Ketika tantrum Li Jianheng berakhir, dia menutupi wajahnya dan menangis.
Menghindari pecahan-pecahan yang hancur di lantai, Xiao Chiye berlutut. Setelah beberapa saat, ketika Li Jianheng sudah agak tenang, dia menoleh ke arah Xiao Chiye. “Bangun! Tidak perlu berlutut seperti ini. Kau dan aku adalah teman. Ini hanya akan membuat kita jauh.”
Xiao Chiye bangkit. “Penatua sekretariat pada dasarnya hanya jujur dan terus terang.”
Li Jianheng sedang dalam semangat yang sangat rendah. Dia membenamkan wajahnya di tangannya dan berkata, “Mereka datang ke sini setiap dua atau tiga hari untuk meminta uang, yang semuanya telah aku setujui. Bahkan ketika uang mengalir keluar seperti air, aku tidak mengatakan sepatah kata pun. Aku merasa sangat gelisah sepanjang hari, aku kehilangan nafsu makan. Aku sangat tidak bahagia. Tidak bisakah saya meminta cuti beberapa hari saja sekarang karena Hua Siqian sudah meninggal dan Ji Lei akan dieksekusi? Ce’an, kau tidak tahu betapa tidak puasnya mereka dengan posisiku saat ini. Jika mereka punya pilihan lain, mereka tidak akan pernah menerimaku.”

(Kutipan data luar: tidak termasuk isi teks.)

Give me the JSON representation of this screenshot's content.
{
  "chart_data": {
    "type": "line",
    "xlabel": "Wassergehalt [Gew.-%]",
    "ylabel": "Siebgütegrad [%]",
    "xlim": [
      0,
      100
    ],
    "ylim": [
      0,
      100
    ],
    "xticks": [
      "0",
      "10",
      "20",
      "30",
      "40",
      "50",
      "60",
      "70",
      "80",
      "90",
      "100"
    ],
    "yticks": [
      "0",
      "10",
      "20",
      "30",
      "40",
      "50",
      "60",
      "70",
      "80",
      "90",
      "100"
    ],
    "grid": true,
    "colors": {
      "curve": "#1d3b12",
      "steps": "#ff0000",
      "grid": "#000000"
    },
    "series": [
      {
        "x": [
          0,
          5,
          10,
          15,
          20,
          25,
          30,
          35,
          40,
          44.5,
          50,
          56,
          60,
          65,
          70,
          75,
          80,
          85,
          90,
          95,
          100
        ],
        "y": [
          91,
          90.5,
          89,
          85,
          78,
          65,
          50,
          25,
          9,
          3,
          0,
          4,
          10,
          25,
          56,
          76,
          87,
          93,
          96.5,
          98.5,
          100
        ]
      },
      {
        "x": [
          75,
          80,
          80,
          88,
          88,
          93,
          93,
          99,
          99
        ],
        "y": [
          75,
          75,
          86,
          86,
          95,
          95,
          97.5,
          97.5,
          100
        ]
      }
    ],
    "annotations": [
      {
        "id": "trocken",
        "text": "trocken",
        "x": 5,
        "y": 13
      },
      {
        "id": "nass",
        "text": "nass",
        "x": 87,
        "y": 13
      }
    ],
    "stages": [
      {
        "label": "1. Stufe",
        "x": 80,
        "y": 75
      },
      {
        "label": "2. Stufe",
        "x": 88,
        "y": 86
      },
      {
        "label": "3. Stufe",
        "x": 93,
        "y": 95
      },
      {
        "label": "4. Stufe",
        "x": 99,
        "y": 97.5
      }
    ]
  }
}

Pada titik ini, dia menjadi kesal lagi. “Aku tidak pernah ingin menjadi kaisar. Merekalah yang menginginkanku naik takhta, dan sekarang merekalah yang mengutukku! Sensor dari Kepala Biro Pengawasan mengawasi saya siang dan malam. Jika aku berjalan-jalan di taman, mereka akan membuat catatan tentang hal itu untuk mencelaku dengan cara mereka yang terpelajar! Jadi, biarlah jika dia membunuh seorang kasim-apa yang sudah terjadi biarlah terjadi-tetapi tidak bisakah Hai Renshi mengizinkanku memiliki martabat? Paling tidak, aku masih kaisar dari Zhou Agung kita!”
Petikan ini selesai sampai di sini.